Many of your students may be in relationships, and may not be sure how to navigate abstinence in that context. You can make it clear to students that young people can be in a relationship and still practice abstinence, and that no one is required to engage in sexual behavior just because of their relationship status. Young people who are in relationships with each other and want to practice abstinence should make sure they communicate with their partner what abstinence means to them. They can then make sure they are on the same page with their partner about what practicing abstinence looks like. Practicing sexual abstinence does not mean that a person does not enjoy other forms of affection. If they are still interested, they may engage in masturbation, or they may cuddle or kiss with a partner. Additionally, even if they have already had sex, a person can choose to change their mind and become abstinent, whether or not their partner wishes to do the same.

 

While educators and other caring adults may feel a vested interest in children being sexually abstinent, choosing to practice it is, ultimately, a personal choice that should be respected and validated. Whether or not a young person chooses to be sexually abstinent, they should not be judged or shamed for their choices. No one is better or worse for being sexually abstinent. what’s most important is to encourage young people to make an informed choice that is best for them.
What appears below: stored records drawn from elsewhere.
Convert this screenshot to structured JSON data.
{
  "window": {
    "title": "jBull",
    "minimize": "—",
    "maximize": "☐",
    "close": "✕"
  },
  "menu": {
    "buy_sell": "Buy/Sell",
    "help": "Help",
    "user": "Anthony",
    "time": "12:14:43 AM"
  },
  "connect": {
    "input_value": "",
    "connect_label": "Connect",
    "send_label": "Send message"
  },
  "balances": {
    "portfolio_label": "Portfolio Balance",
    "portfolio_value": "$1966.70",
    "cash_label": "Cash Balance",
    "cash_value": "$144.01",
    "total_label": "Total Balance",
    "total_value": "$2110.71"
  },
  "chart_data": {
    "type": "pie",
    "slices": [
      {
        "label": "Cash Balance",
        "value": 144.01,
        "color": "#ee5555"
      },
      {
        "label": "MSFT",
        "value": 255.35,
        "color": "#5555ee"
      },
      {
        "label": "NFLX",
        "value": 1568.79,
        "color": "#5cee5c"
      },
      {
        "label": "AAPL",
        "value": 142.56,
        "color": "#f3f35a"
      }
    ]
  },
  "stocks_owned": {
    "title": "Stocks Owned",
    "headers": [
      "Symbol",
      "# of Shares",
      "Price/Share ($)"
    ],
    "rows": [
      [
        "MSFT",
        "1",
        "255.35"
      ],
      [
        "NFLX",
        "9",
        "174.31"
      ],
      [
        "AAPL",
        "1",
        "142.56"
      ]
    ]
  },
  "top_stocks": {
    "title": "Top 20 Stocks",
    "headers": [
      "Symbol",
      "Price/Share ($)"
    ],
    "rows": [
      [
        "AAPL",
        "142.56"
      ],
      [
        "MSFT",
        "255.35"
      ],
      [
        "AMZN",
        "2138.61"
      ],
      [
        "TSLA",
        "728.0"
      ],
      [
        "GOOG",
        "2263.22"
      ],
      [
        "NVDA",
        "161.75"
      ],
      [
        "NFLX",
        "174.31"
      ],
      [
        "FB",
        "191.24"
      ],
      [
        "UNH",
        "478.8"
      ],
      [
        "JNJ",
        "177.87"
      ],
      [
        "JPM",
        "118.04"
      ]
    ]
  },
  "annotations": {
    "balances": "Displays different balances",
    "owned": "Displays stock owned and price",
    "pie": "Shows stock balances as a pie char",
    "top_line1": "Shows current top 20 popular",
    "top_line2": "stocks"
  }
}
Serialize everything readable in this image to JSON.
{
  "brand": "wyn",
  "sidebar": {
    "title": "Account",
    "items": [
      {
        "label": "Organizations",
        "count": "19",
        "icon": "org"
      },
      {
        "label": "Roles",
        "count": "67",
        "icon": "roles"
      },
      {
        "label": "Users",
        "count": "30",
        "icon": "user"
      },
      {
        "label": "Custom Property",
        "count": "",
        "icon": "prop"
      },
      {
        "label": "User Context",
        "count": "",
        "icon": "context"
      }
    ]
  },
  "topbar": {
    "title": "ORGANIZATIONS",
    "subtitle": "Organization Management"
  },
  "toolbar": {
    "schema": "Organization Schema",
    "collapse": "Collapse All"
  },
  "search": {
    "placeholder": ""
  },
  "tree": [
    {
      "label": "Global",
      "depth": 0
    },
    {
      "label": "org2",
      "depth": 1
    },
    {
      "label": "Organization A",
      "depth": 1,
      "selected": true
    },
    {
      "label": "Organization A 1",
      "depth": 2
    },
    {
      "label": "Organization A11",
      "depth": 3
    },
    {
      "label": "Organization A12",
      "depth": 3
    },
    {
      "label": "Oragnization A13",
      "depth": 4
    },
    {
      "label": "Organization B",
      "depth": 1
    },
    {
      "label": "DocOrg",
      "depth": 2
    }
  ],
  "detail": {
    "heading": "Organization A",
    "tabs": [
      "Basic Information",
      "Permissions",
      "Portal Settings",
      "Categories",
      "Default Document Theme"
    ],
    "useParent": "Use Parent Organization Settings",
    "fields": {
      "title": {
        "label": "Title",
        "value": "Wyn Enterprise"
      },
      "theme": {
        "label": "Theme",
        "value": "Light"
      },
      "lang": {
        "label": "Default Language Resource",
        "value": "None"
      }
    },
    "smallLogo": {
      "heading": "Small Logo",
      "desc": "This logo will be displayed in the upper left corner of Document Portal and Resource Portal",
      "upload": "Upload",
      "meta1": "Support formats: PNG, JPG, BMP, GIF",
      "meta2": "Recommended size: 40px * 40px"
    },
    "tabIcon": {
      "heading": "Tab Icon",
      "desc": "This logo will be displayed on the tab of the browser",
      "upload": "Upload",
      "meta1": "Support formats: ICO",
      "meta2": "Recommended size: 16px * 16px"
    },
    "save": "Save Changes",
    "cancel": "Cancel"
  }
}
International Technical Guidance on Sexuality Education

5.2, ages 12-15
7.2, ages 9-12

Sexual Behaviour and Sexual Response

View videos for 7.2 (ages 9-12)

7.2, ages 12-15

Sexual Behaviour and Sexual Response

View videos for 7.2 (ages 12-15)

After watching the video with your class, process it using the following discussion questions:
  • What is abstinence?
  • According to the video, what are some reasons why a person might choose to practice abstinence?
  • If someone wanted to practice abstinence to avoid an unintended pregnancy or sexually transmitted disease, what specific behaviors would you suggest that person avoid?
  • What would you say to a peer or friend who wasn’t interested in practicing abstinence?